5.5.75. Показал Авербаху заявку «7 пятниц». Умные, толковые замечания и вопросы, на которые я при своем уме недисциплинированном не могу ответить, тупею, хотя и знаю, насколько это было бы важно.

О чем фильм? О любви? Этого мало. А может, о том, что люди остаются людьми, хотя рушится природа. А может, о том, что все это маски на нас – истинное лицо каждого скрыто.

Авербах зовет к сложным решениям. «Вот и в твоей „Лестнице“[133] постоянная тяга к легким ходам, однолинейным и банальным. Нужно искать то, из‐за чего станет интересно».

Да, я забываюсь, мне вроде легко. Мозг отключен, работают пальцы.

14.1.86. Одиннадцатого января умер Илья Авербах. Это было как гром среди ясного неба. Болел в Москве, я звонил еженедельно, Наташа[134] отвечала – дело к выздоровлению. И вдруг…

Мы 5–6 октября были вместе, ходили в Лавку за книгами – он уезжал в Карловы Вары. По дороге мне показалось, что он пожелтел… Думали – вентильный камень[135]. Потом были две тяжелые операции.

Рассказывали, приехала Машка[136] – ее впустили на секунду, Илья держался отлично, а потом жутко плакал.

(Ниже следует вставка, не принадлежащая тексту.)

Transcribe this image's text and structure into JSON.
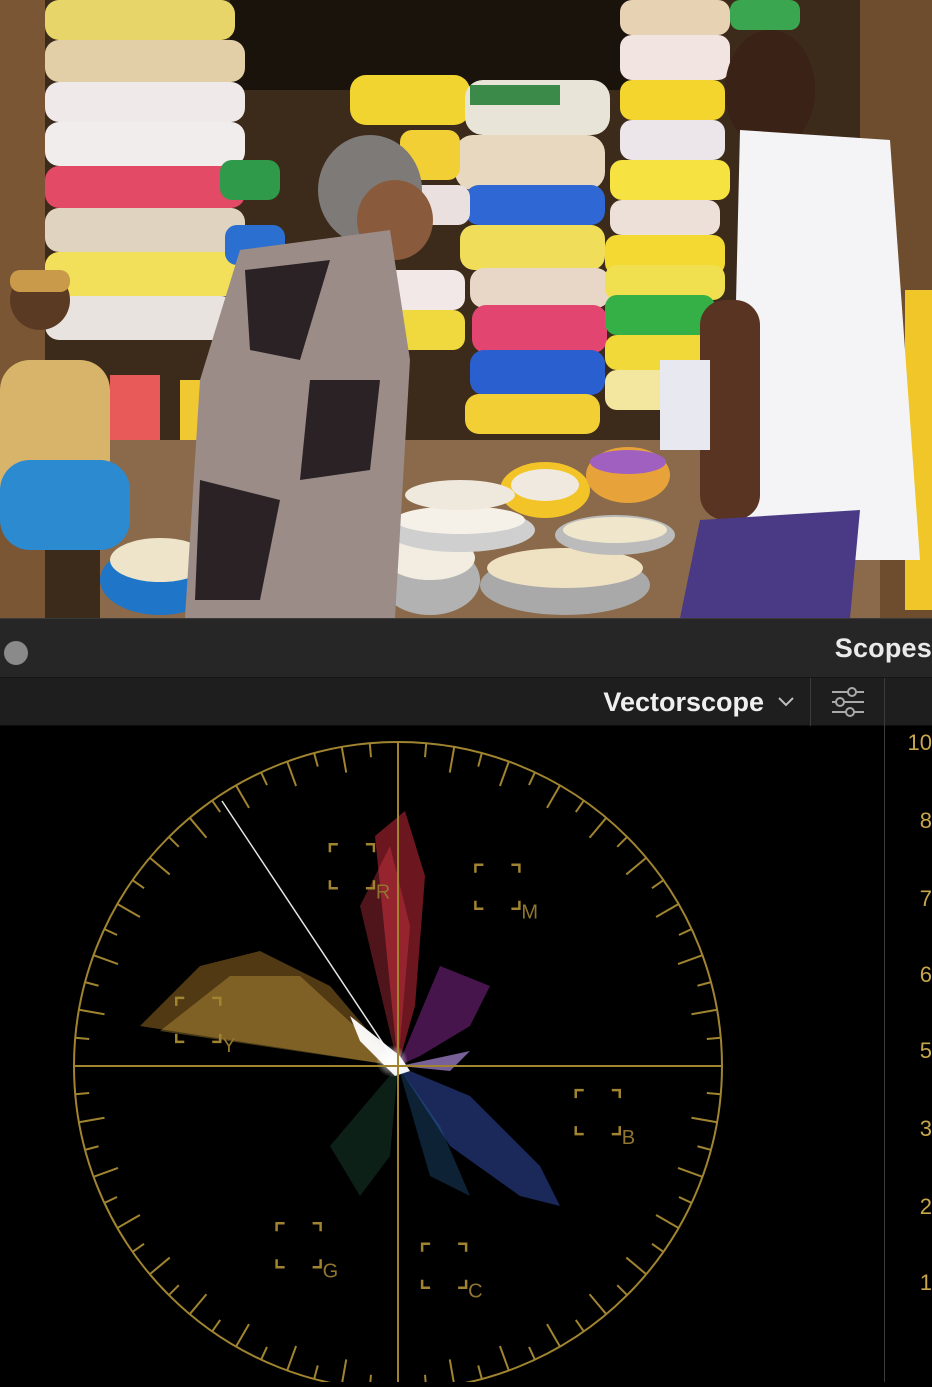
{
  "panel": {
    "title": "Scopes",
    "scope_type": "Vectorscope"
  },
  "icons": {
    "panel_dot": "circle-dot-icon",
    "dropdown": "chevron-down-icon",
    "settings": "sliders-settings-icon"
  },
  "vectorscope": {
    "targets": [
      "R",
      "M",
      "Y",
      "B",
      "G",
      "C"
    ],
    "graticule_color": "#a08430",
    "label_color": "#8f7530"
  },
  "scale": {
    "labels": [
      "10",
      "8",
      "7",
      "6",
      "5",
      "3",
      "2",
      "1"
    ]
  },
  "colors": {
    "header_bg": "#262626",
    "toolbar_bg": "#1e1e1e",
    "scale_text": "#c8a64a"
  }
}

Из моих друзей это был самый значительный и самый порядочный человек, бесспорно. Он был много выше всех остальных и, пожалуй, старше намного меня до последнего времени. Как-то я никогда о нем не писал, не думал – так было обычно, что жили рядом… И вот – смерть.

5.3.86. Недавно на столе редактора увидел дневники Евг. Шварца[137]. И поразился его мудрости – пишет каждый день, ставя перед собой задачу раскрыть чье-то имя, биографию. Вот и у меня – Илья Авербах. Недавняя смерть, были с Фредом[138] у мамы, Ксении Владимировны[139], а позади двадцать пять лет дружбы. Почему бы мне для себя не написать все общее наше прошлое, его портрет.

Он тут выступал по телику, а старуха говорит: «Я обрадовалась, когда его увидела. Вот он, Илюша. В рубашечке с короткими рукавами, такой живой».

У меня замерло сердце. Я смотрел и думал о ней – не смотрела бы, не переживет.

И еще она сказала, когда я вспомнил о брате Ильи Николае[140]:

– Что вы, Сеня, ничего же общего. Это неизмеримая разница. Ничего. Ничего.

…Странная смерть. Иногда хочется позвонить. Действительно, самый значительный и разумный из всех моих знакомых. У одного увеличивается желчность, злость, а у Ильи увеличивалась мудрость. Яшка Багров[141] сказал, что Илья чем крупнее, тем проще стал, значительнее. Это так и было.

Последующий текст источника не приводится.